If I multiply these distributions together, Guesstimate suggests that based on these assumptions we should assign a median expectation of about 390,000lb, meaning we expect there’s a 50% chance it’s lower than that and a 50% chance it’s higher than that. In order to give ourselves a scorable prediction — a prediction that can be judged right or wrong — we say that we are 50% confident that it’s higher than 390,000lb.

We finally look up the answer and find that the largest blue whale is 199 tons, or about 400,000lb. It turns out our median guess was pretty dang close!

If we make a whole bunch of similarly accurate median predictions, then we will be “right” 50% of the time and “wrong” 50% of the time, which means we are very well calibrated at the 50% point. In other words, we’d be really good at guessing the median value. If we’re wrong half the time on predictions with a similar confidence level, we still “win” because we’re well-calibrated, and being well-calibrated is the goal here.

But we need to hold off before we give ourselves credit for being well-calibrated. You may have wondered why I chose to use probability distributions rather than point-estimates. Distributions allow us to inspect the implications of our uncertainty, and to interrogate our own understanding after we have checked our answer.

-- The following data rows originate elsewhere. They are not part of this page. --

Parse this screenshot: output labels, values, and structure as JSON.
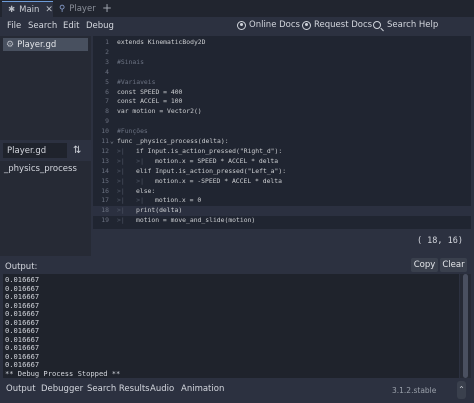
{
  "scene_tabs": {
    "tabs": [
      {
        "label": "Main",
        "active": true
      },
      {
        "label": "Player",
        "active": false
      }
    ],
    "add_glyph": "+"
  },
  "menu": {
    "items": [
      "File",
      "Search",
      "Edit",
      "Debug"
    ],
    "help": [
      "Online Docs",
      "Request Docs",
      "Search Help"
    ]
  },
  "scripts": {
    "items": [
      "Player.gd"
    ]
  },
  "methods": {
    "title": "Player.gd",
    "items": [
      "_physics_process"
    ]
  },
  "editor": {
    "lines": [
      {
        "n": "1",
        "text": "extends KinematicBody2D"
      },
      {
        "n": "2",
        "text": ""
      },
      {
        "n": "3",
        "text": "#Sinais"
      },
      {
        "n": "4",
        "text": ""
      },
      {
        "n": "5",
        "text": "#Variaveis"
      },
      {
        "n": "6",
        "text": "const SPEED = 400"
      },
      {
        "n": "7",
        "text": "const ACCEL = 100"
      },
      {
        "n": "8",
        "text": "var motion = Vector2()"
      },
      {
        "n": "9",
        "text": ""
      },
      {
        "n": "10",
        "text": "#Funções"
      },
      {
        "n": "11",
        "text": "func _physics_process(delta):"
      },
      {
        "n": "12",
        "text": "if Input.is_action_pressed(\"Right_d\"):"
      },
      {
        "n": "13",
        "text": "motion.x = SPEED * ACCEL * delta"
      },
      {
        "n": "14",
        "text": "elif Input.is_action_pressed(\"Left_a\"):"
      },
      {
        "n": "15",
        "text": "motion.x = -SPEED * ACCEL * delta"
      },
      {
        "n": "16",
        "text": "else:"
      },
      {
        "n": "17",
        "text": "motion.x = 0"
      },
      {
        "n": "18",
        "text": "print(delta)"
      },
      {
        "n": "19",
        "text": "motion = move_and_slide(motion)"
      }
    ],
    "current_line": "18",
    "cursor": "( 18, 16)"
  },
  "output": {
    "title": "Output:",
    "copy_label": "Copy",
    "clear_label": "Clear",
    "lines": [
      "0.016667",
      "0.016667",
      "0.016667",
      "0.016667",
      "0.016667",
      "0.016667",
      "0.016667",
      "0.016667",
      "0.016667",
      "0.016667",
      "0.016667",
      "** Debug Process Stopped **"
    ]
  },
  "bottom": {
    "tabs": [
      "Output",
      "Debugger",
      "Search Results",
      "Audio",
      "Animation"
    ],
    "active": "Output",
    "version": "3.1.2.stable",
    "scroll_glyph": "⌃"
  },
  "colors": {
    "accent": "#6d9bd8",
    "keyword": "#ff7085",
    "function": "#57b3ff",
    "string": "#ffeda1",
    "number": "#a1ffe0",
    "comment": "#6c7383",
    "type": "#42ffc2",
    "background": "#2c3140",
    "editor_background": "#202531"
  },
  "icons": {
    "main_tab": "scene-icon",
    "player_tab": "node-icon",
    "script_item": "script-gear-icon",
    "methods_sort": "sort-icon",
    "online_docs": "help-icon",
    "request_docs": "help-icon",
    "search_help": "search-icon"
  }
}
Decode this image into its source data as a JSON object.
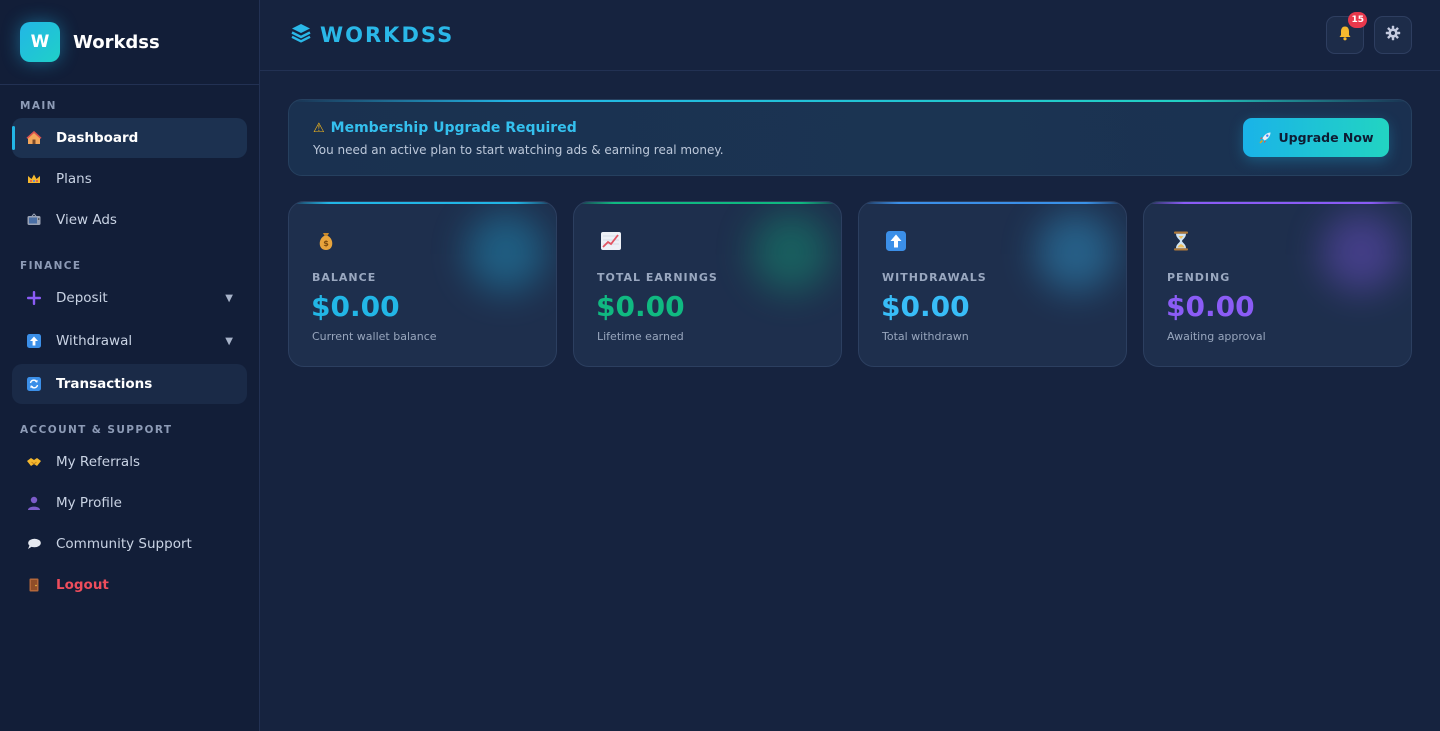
{
  "sidebar": {
    "brand_initial": "W",
    "brand_name": "Workdss",
    "sections": {
      "main": "MAIN",
      "finance": "FINANCE",
      "account": "ACCOUNT & SUPPORT"
    },
    "items": {
      "dashboard": {
        "label": "Dashboard",
        "icon": "house-icon"
      },
      "plans": {
        "label": "Plans",
        "icon": "crown-icon"
      },
      "view_ads": {
        "label": "View Ads",
        "icon": "tv-icon"
      },
      "deposit": {
        "label": "Deposit",
        "icon": "plus-icon"
      },
      "withdrawal": {
        "label": "Withdrawal",
        "icon": "up-arrow-icon"
      },
      "transactions": {
        "label": "Transactions",
        "icon": "refresh-icon"
      },
      "referrals": {
        "label": "My Referrals",
        "icon": "handshake-icon"
      },
      "profile": {
        "label": "My Profile",
        "icon": "user-icon"
      },
      "support": {
        "label": "Community Support",
        "icon": "speech-bubble-icon"
      },
      "logout": {
        "label": "Logout",
        "icon": "door-icon"
      }
    }
  },
  "topbar": {
    "brand_name": "WORKDSS",
    "notification_count": "15"
  },
  "alert": {
    "title": "Membership Upgrade Required",
    "text": "You need an active plan to start watching ads & earning real money.",
    "button_label": "Upgrade Now"
  },
  "cards": [
    {
      "label": "BALANCE",
      "value": "$0.00",
      "sub": "Current wallet balance",
      "icon": "money-bag-icon",
      "color": "#22b6e6"
    },
    {
      "label": "TOTAL EARNINGS",
      "value": "$0.00",
      "sub": "Lifetime earned",
      "icon": "chart-up-icon",
      "color": "#10b981"
    },
    {
      "label": "WITHDRAWALS",
      "value": "$0.00",
      "sub": "Total withdrawn",
      "icon": "up-arrow-icon",
      "color": "#38bdf8"
    },
    {
      "label": "PENDING",
      "value": "$0.00",
      "sub": "Awaiting approval",
      "icon": "hourglass-icon",
      "color": "#8b5cf6"
    }
  ],
  "colors": {
    "accent": "#22b6e6",
    "danger": "#ef4d5c",
    "background": "#16233f",
    "sidebar": "#121e38"
  }
}
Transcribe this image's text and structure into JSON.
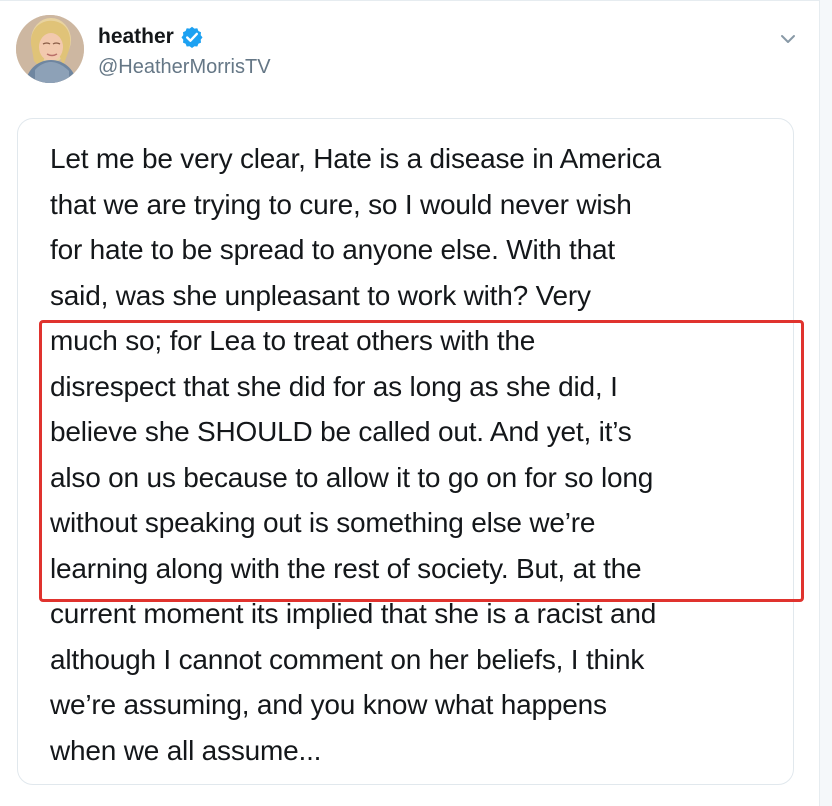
{
  "user": {
    "display_name": "heather",
    "handle": "@HeatherMorrisTV",
    "verified": true,
    "avatar": "profile-photo",
    "verified_icon": "verified-badge-icon",
    "menu_icon": "chevron-down-icon"
  },
  "tweet": {
    "lines": [
      "Let me be very clear, Hate is a disease in America",
      "that we are trying to cure, so I would never wish",
      "for hate to be spread to anyone else. With that",
      "said, was she unpleasant to work with? Very",
      "much so; for Lea to treat others with the",
      "disrespect that she did for as long as she did, I",
      "believe she SHOULD be called out. And yet, it’s",
      "also on us because to allow it to go on for so long",
      "without speaking out is something else we’re",
      "learning along with the rest of society. But, at the",
      "current moment its implied that she is a racist and",
      "although I cannot comment on her beliefs, I think",
      "we’re assuming, and you know what happens",
      "when we all assume..."
    ]
  },
  "annotation": {
    "color": "#e0332e",
    "highlighted_line_indices": [
      4,
      5,
      6,
      7,
      8,
      9
    ]
  },
  "colors": {
    "text": "#14171a",
    "muted": "#657786",
    "border": "#e1e8ed",
    "verified": "#1da1f2"
  }
}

The Guesstimate model suggests that, based on our assumptions, we believed there was a 20% chance that the animal would be bigger than 600,000lb, and similarly a 20% chance that it would be less than 243,000lb. If the original question had been “what are the odds that the largest blue whale weighs more than 600,000lb?” the model would have driven you to answer “20%” which seems very high now that you know the correct answer is only ⅔ of that. If you made a number of similar predictions about animal sizes using similar assumptions, does it seem reasonable that you would be wrong only 20% of the time? So we need to care both about the median value and the shape of the probability distribution. Meaning we need to think harder about the minima and maxima of our estimates, not just our final median result.

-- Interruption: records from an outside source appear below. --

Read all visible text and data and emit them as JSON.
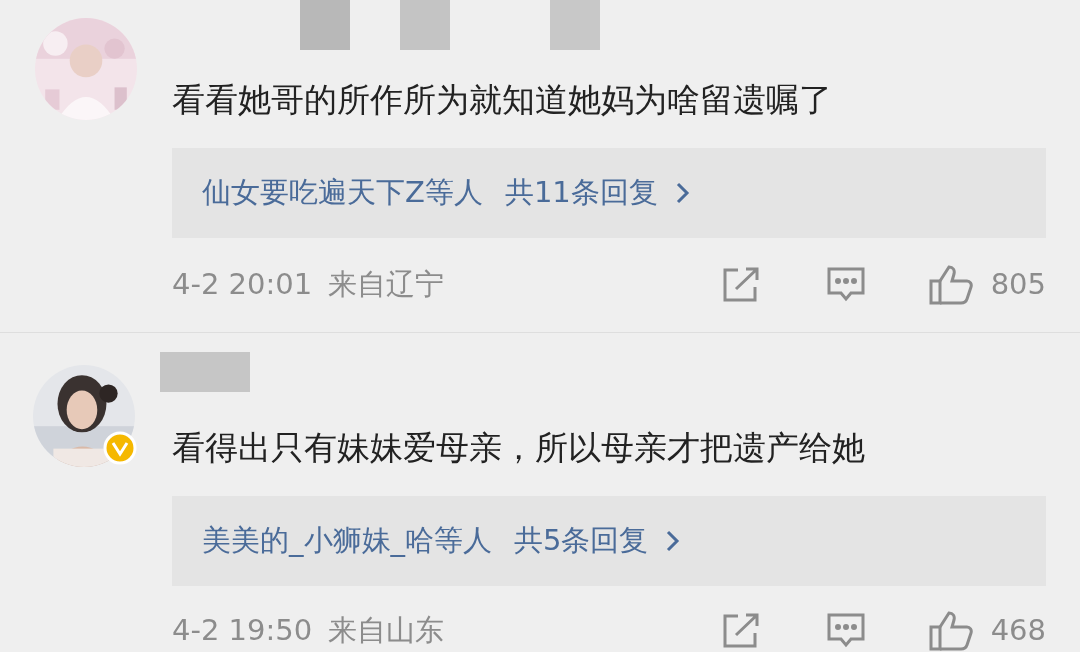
{
  "comments": [
    {
      "verified": false,
      "text": "看看她哥的所作所为就知道她妈为啥留遗嘱了",
      "reply_preview": {
        "names": "仙女要吃遍天下Z等人",
        "count": "共11条回复"
      },
      "time": "4-2 20:01",
      "location": "来自辽宁",
      "likes": "805"
    },
    {
      "verified": true,
      "text": "看得出只有妹妹爱母亲，所以母亲才把遗产给她",
      "reply_preview": {
        "names": "美美的_小狮妹_哈等人",
        "count": "共5条回复"
      },
      "time": "4-2 19:50",
      "location": "来自山东",
      "likes": "468"
    }
  ]
}
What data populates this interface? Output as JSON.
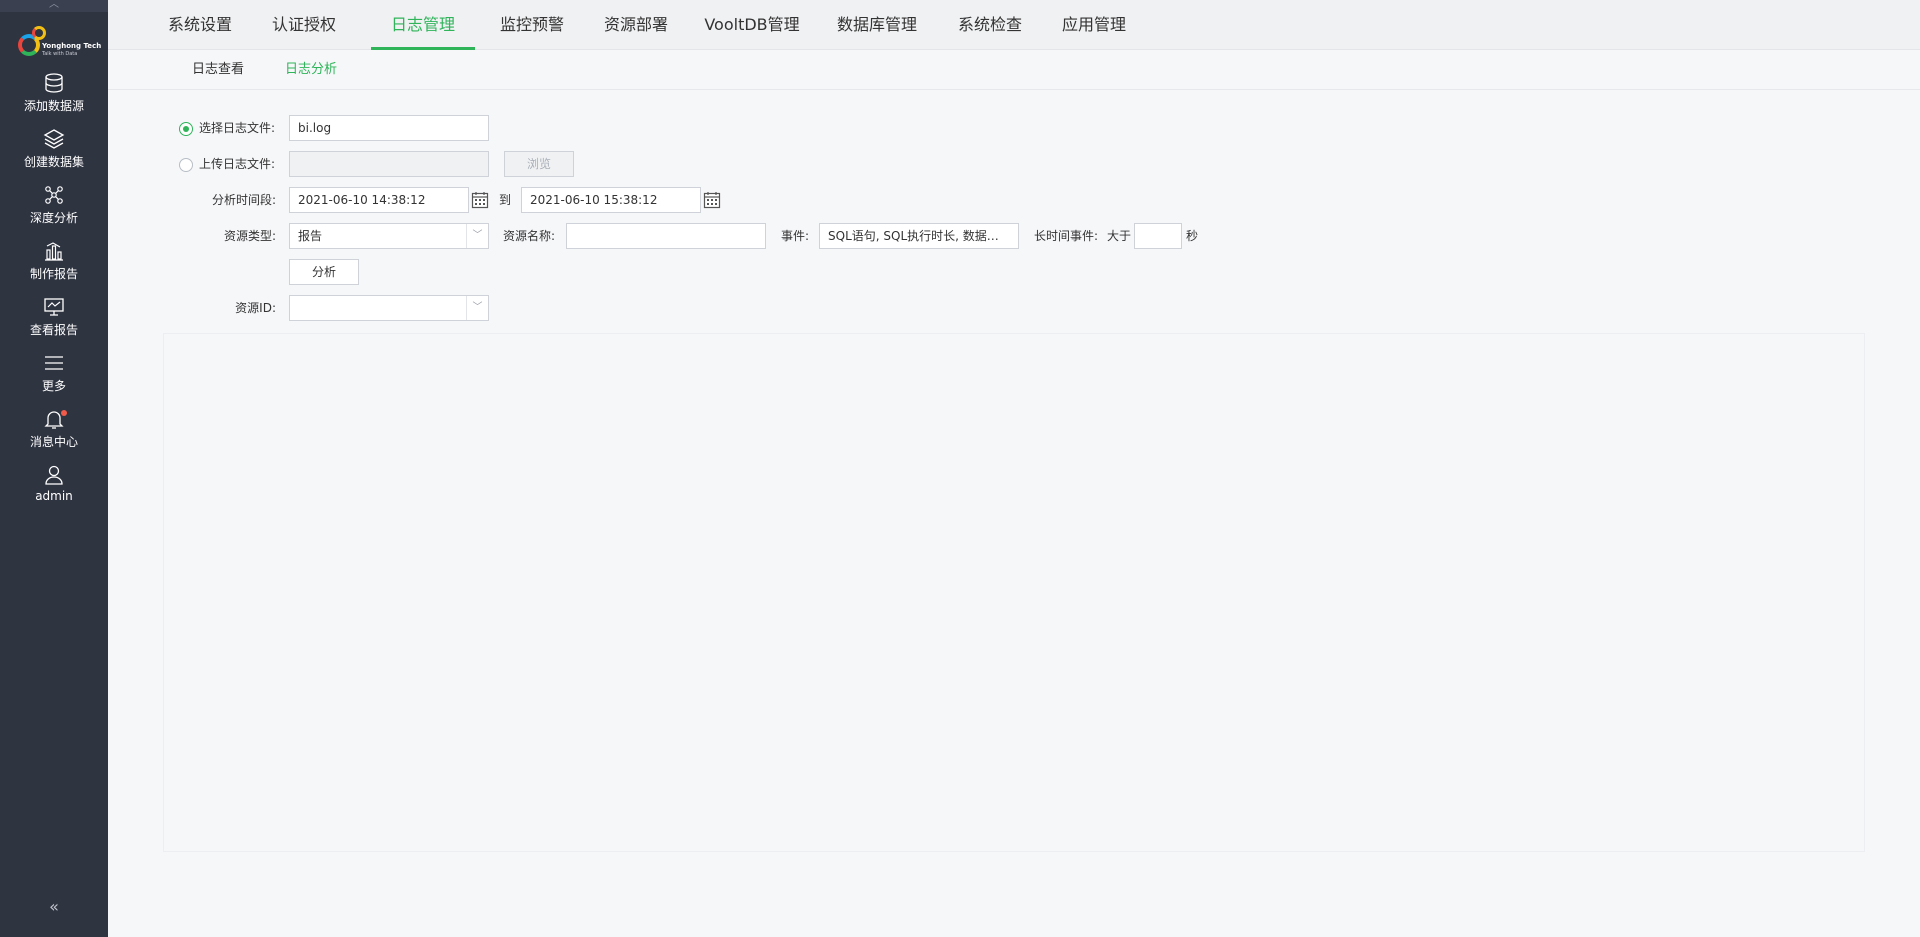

One thing that we could do to sharpen up not just the accuracy of our median estimate but also the robustness of our distribution is to make several estimates based on several different methodologies and average them together. You can then weight the averaging of these various distinct answers by your level of confidence in each approach. For example, if we decided to weight in our initial guess — that the whale was unlikely to weigh more than 200,000lb — we would actually make our estimate worse. But we know that was a low quality, off-the-cuff guess, so we (implicitly) didn’t give it very much weight. Or maybe you happened to remember some other fact, such as, a blue whale can weigh as much as 15 school buses. Then you can try to figure out how much a school bus might weigh, or even look up how much a school bus weighs if it’s actually important.

Another nice thing about building models such as this one is that we can check the validity of our assumptions in detail. For example, it turns out the largest measured blue whale was about 108ft long, placing its length higher than our median guess, but still falling within our range. On the other hand, we were badly wrong about how big bottlenose dolphins are (they can grow up to 12 feet!) If we had thought harder about the high and low ends of our ranges, our ultimate guess might have been better calibrated.

But, of course, this was only one prediction. We can’t really say whether we’re well-calibrated from one prediction; we can only say whether we were right or wrong this time. Thus, you need to collect a fairly large number of predictions across a wide variety of topics to learn your own calibration accuracy.

A final note: Remember, our aim is to master practical decision-making. The minutiae of decision theory are only valuable insofar as they help you. In your day-to-day life, estimating the true weight of a blue whale is not likely to be important. If it comes up in conversation, go with your off-the-cuff guess.

Furthermore, if it turns out to be important... you could — and should — look it up. A sophisticated forecasting procedure is only called for if the question is both important and uncertain. Thus, we practice our skills on these simpler, safer problems, so that they’re sharp when the harder problems, which we can't look up, present themselves.